The term posthitis comes from the Greek "posthe", meaning foreskin, and "-itis", meaning inflammation.

==Causes==
Posthitis can have infectious causes such as bacteria or fungi, or non-infectious causes such as contact dermatitis or psoriasis. The inflammation may be caused by irritants in the environment. Common causative organisms include candida, chlamydia, and gonorrhea. The cause must be properly diagnosed before a treatment can be prescribed. A common risk factor is diabetes.

Posthitis can lead to phimosis, the tightening of the foreskin which makes it difficult to retract over the glans. Posthitis can also lead to superficial ulcerations and diseases of the inguinal lymph nodes.

==Prevention==

Hygiene, in particular the regular cleaning of the glans, is generally considered sufficient to prevent infection and inflammation of the foreskin. Full retraction of the foreskin may not be possible in boys younger than about ten years and some may not be able to fully retract their foreskin for cleaning until their late teens.

==Treatment==
If contact dermatitis is suspected, soaps and other external irritants should be discontinued and a latex allergy should be investigated.
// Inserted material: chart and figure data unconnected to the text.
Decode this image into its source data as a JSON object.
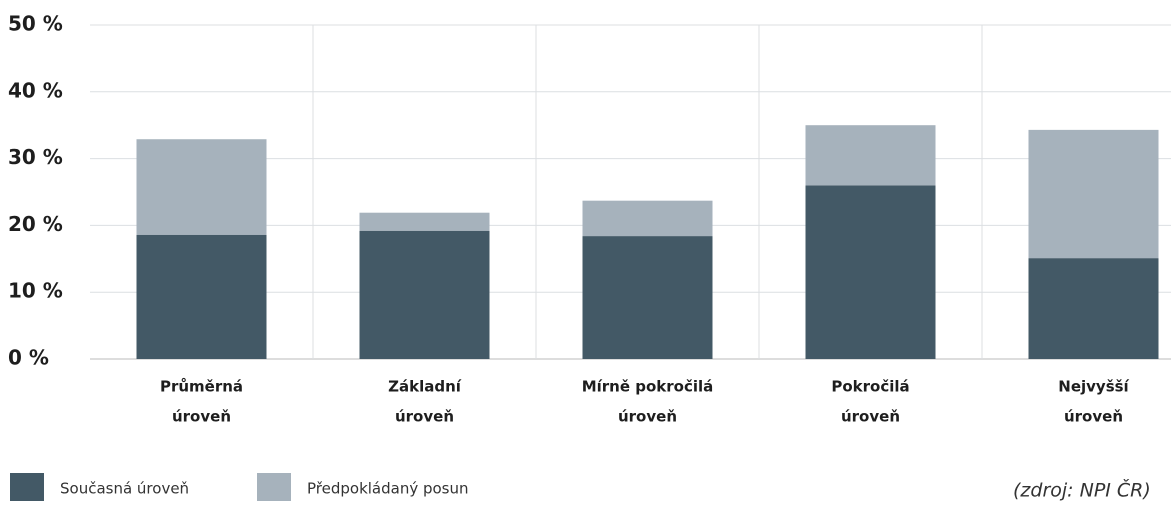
{
  "chart_data": {
    "type": "stacked_bar",
    "categories": [
      [
        "Průměrná",
        "úroveň"
      ],
      [
        "Základní",
        "úroveň"
      ],
      [
        "Mírně pokročilá",
        "úroveň"
      ],
      [
        "Pokročilá",
        "úroveň"
      ],
      [
        "Nejvyšší",
        "úroveň"
      ]
    ],
    "series": [
      {
        "name": "Současná úroveň",
        "color": "#435966",
        "values": [
          18.6,
          19.2,
          18.4,
          26.0,
          15.1
        ]
      },
      {
        "name": "Předpokládaný posun",
        "color": "#a6b2bc",
        "values": [
          14.3,
          2.7,
          5.3,
          9.0,
          19.2
        ]
      }
    ],
    "ylim": [
      0,
      50
    ],
    "yticks": [
      {
        "value": 0,
        "label": "0 %"
      },
      {
        "value": 10,
        "label": "10 %"
      },
      {
        "value": 20,
        "label": "20 %"
      },
      {
        "value": 30,
        "label": "30 %"
      },
      {
        "value": 40,
        "label": "40 %"
      },
      {
        "value": 50,
        "label": "50 %"
      }
    ],
    "grid": true,
    "source": "(zdroj: NPI ČR)"
  }
}
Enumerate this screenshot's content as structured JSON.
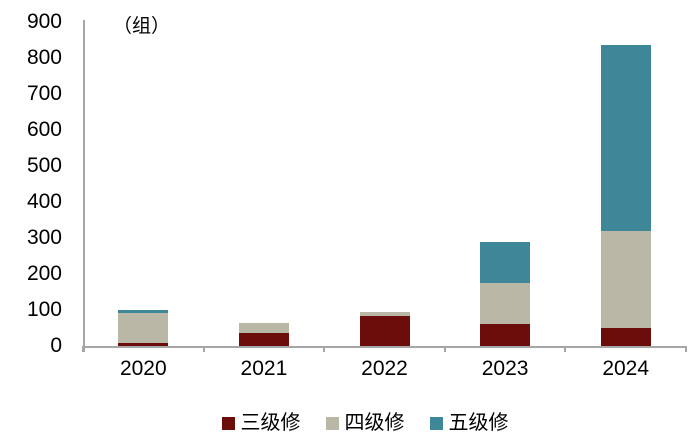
{
  "chart_data": {
    "type": "bar",
    "stacked": true,
    "title": "",
    "ylabel": "（组）",
    "xlabel": "",
    "ylim": [
      0,
      900
    ],
    "yticks": [
      0,
      100,
      200,
      300,
      400,
      500,
      600,
      700,
      800,
      900
    ],
    "grid": false,
    "legend_position": "bottom",
    "categories": [
      "2020",
      "2021",
      "2022",
      "2023",
      "2024"
    ],
    "series": [
      {
        "name": "三级修",
        "color": "#6A0D0B",
        "values": [
          8,
          35,
          82,
          60,
          50
        ]
      },
      {
        "name": "四级修",
        "color": "#B9B7A6",
        "values": [
          84,
          28,
          12,
          116,
          270
        ]
      },
      {
        "name": "五级修",
        "color": "#3E8799",
        "values": [
          8,
          0,
          0,
          112,
          515
        ]
      }
    ],
    "totals": [
      100,
      63,
      94,
      288,
      835
    ]
  },
  "colors": {
    "axis": "#A6A6A6",
    "text": "#000000",
    "background": "#FFFFFF"
  }
}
The treatment depends on identification of the cause. Irritants in the environment should be removed. Antibiotics and antifungals can be used to treat the infection, but good hygiene such as keeping the area dry is essential to stop recurrence, however excessive washing with soap can cause contact dermatitis.

If infection is sexually transmitted, sexual partners should be notified and treated.

Posthitis and balanitis (inflammation of the glans penis) usually occur together as balanoposthitis. Circumcision can prevent balanoposthitis, though balanitis can still occur separately.